Di recente, un po’ qui e un po’ di là, ho notato che spesso viene fuori il discorso su quanto viene fatta una certa cosa come metro di giudizio.

I pugili in proporzione si allenano ai pugni più dei nak muay quindi i loro pugni sono migliori.
Chi ha la fortuna di allenarsi tutti i giorni è certamente più in alto di chi si allena tot volte a settimana.
... e così via...

Sebbene è innegabile che Q sia un fattore influente soprattutto in difetto, nel senso che non si può scendere sotto una certa soglia per allenarsi bene, mi viene da pensare che sia di frequente sovradimensionato.

Ad esempio, dovendo perdere peso, mi ero messo a correre un giorno sì e uno no per un’ora, lungo lento, senza grossi risultati, e anzi nonostante macinassi km andavo peggiorando. Ora, seguendo i consigli di un amico, allenandomi per massimo 30 minuti 2 o 3 volte a settimana ho ottenuto risultati decisamente non paragonabili.
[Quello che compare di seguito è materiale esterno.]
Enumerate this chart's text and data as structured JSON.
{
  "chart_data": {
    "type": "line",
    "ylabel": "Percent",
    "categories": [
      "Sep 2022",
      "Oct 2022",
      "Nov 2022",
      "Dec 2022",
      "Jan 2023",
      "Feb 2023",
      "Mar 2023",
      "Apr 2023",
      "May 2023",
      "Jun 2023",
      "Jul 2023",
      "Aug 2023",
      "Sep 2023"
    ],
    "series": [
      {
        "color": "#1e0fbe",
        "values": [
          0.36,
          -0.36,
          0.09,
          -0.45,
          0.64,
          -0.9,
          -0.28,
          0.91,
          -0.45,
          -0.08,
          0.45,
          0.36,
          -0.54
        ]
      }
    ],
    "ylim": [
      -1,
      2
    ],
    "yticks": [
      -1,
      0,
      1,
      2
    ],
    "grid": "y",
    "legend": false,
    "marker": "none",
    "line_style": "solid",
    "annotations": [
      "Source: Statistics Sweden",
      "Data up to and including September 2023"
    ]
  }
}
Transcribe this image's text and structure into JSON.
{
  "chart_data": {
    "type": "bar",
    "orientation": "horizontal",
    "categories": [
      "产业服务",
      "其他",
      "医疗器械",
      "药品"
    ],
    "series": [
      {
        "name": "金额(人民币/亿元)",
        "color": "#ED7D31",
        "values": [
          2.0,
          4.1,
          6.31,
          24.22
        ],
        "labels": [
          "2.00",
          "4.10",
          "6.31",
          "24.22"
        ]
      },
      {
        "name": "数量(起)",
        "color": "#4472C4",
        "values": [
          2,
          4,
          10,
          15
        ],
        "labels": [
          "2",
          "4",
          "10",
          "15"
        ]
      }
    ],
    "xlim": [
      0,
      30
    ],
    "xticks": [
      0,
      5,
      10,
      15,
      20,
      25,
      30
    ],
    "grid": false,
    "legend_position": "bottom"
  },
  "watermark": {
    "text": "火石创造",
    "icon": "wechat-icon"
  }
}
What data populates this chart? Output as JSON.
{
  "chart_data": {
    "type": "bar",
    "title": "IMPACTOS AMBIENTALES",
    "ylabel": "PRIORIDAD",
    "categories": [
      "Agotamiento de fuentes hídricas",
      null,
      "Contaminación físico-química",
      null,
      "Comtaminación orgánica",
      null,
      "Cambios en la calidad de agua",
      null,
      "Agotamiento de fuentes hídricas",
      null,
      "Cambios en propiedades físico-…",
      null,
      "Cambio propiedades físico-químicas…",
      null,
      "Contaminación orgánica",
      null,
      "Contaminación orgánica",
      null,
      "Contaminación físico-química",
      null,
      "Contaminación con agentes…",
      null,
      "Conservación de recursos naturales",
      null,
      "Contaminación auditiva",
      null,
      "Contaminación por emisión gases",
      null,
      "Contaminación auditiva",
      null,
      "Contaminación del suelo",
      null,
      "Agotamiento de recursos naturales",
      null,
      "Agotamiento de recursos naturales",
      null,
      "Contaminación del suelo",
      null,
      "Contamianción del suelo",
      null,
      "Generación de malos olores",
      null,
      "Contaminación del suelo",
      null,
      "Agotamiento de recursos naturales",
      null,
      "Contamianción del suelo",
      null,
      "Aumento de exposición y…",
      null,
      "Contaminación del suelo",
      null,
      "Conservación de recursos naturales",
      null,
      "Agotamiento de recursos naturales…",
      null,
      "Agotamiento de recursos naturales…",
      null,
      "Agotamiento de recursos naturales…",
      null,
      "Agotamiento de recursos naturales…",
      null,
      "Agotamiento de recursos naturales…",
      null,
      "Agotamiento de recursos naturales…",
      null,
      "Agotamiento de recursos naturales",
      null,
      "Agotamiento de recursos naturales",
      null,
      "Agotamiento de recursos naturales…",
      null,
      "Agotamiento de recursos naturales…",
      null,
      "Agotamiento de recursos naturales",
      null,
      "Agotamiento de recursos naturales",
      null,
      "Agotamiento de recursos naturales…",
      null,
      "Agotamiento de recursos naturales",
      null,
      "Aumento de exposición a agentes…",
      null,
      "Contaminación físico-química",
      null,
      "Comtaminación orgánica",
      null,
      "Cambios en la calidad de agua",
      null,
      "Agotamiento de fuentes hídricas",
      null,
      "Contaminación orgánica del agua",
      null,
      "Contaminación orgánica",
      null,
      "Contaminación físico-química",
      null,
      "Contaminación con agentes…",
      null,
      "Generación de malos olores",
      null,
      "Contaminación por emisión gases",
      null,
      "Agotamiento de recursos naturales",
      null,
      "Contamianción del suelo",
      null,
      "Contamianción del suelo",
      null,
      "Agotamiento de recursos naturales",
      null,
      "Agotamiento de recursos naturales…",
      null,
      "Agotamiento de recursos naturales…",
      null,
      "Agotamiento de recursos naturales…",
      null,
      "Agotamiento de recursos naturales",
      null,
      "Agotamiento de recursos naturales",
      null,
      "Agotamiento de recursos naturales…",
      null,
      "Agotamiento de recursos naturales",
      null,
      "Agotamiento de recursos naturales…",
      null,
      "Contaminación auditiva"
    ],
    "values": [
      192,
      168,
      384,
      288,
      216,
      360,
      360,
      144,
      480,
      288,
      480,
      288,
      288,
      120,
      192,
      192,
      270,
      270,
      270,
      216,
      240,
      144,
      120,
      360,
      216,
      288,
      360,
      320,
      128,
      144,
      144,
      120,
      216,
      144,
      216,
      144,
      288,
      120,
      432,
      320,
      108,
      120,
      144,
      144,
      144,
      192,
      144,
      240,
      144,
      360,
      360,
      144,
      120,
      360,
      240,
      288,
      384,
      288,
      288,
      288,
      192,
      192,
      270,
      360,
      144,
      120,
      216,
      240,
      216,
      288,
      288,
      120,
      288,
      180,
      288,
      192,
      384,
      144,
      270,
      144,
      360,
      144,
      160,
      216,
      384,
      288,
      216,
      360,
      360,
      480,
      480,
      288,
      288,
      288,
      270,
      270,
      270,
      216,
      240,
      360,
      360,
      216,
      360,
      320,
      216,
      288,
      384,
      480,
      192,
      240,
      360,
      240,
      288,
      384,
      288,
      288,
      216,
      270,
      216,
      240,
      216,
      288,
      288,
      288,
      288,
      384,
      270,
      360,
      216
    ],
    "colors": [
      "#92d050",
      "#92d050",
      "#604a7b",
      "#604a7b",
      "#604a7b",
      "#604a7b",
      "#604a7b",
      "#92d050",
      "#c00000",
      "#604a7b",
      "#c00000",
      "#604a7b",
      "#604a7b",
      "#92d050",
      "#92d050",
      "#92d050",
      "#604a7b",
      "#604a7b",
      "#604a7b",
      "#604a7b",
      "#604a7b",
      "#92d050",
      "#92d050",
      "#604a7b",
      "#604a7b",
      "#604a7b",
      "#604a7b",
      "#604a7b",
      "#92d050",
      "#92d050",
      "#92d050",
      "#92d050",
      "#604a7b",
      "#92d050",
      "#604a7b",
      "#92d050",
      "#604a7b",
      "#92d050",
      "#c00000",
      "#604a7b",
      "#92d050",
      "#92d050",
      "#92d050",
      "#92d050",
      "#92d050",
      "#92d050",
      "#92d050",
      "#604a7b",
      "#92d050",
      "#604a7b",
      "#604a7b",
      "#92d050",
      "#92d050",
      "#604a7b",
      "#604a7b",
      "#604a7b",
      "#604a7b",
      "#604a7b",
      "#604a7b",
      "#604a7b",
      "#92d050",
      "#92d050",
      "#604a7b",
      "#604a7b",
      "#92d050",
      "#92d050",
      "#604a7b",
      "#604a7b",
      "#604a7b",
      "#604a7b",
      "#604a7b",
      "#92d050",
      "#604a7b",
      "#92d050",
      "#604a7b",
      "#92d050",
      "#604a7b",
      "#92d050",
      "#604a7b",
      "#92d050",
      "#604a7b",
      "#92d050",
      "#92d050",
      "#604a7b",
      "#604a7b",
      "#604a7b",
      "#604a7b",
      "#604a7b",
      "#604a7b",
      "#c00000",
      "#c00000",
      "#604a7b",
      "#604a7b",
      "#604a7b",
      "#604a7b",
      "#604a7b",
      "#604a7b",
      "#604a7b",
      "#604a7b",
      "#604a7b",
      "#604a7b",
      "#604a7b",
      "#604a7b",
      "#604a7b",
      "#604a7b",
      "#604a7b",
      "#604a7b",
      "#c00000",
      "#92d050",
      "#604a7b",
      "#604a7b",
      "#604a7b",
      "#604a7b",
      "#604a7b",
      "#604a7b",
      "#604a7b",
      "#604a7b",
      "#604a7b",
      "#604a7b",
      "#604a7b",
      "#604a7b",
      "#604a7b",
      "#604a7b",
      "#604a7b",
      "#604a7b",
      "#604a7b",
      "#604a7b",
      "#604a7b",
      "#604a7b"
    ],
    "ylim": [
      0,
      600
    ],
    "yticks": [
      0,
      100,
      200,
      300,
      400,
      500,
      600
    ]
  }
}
Anche il mio sensei, anni addietro, parlò al dojo dicendo che in precedenza anche lui era convinto che più è meglio è, ma che con gli anni si era accorto che certi concetti, certe finezze, necessitano comunque di un processo di elaborazione che non può essere accelerato semplicemente aumentando la frequenza degli allenamenti.
Non è affatto detto che 300 ore di allenamento all’anno diano lo stesso risultato di 150 all’anno per due anni.

Per quanto ne so, dovrebbe essere assodato che il riposo è un momento fondamentale per il miglioramento delle performance (anzi è il momento in cui le performance migliorano in risposta allo stimolo dato durante l'allenamento), e che 4 giorni ben programmati a settimana sono infinitamente più produttivi di 7 giorni alla morte, magari con una sessione dello stesso esercizio allo sfinimento ripetuto più giorni consecutivi.

Non parliamo poi in generale dell'usanza antica di far ripetere tipo 300 volte la stessa tecnica allo stremo, senza contare che magari dopo 50 si perde la forma e di conseguenza per l'85% dell'esercizio si insegna al corpo un modo sbagliato di portare il colpo, per allenare una resistenza che potrebbe essere allenata in modi molti più produttivi (questo è un concetto spiegato molto bene nel libro consigliatomi da zio Spartan), ad esempio portare la tecnica il massimo numero di volte che si riesce con un compagno che sta attento che non si perda la forma. Dopo che si è persa la forma definitivamente, l'esercizio finisce.

Secondo ma a volte nonostante questo sia un concetto apparentemente condiviso, è chiaro che si sottovaluta troppo spesso il fatto che “l’altra Q”, qualità, soccombe troppo facilmente alla “Q”.
Naturale che entrambe le Q insieme sono meglio, ma bisogna anche riflettere che mentre troppa quantità può addirittura essere controproducente, la qualità migliora indefinitamente con riflessi sempre positivi, e che quindi meriterebbe più attenzione.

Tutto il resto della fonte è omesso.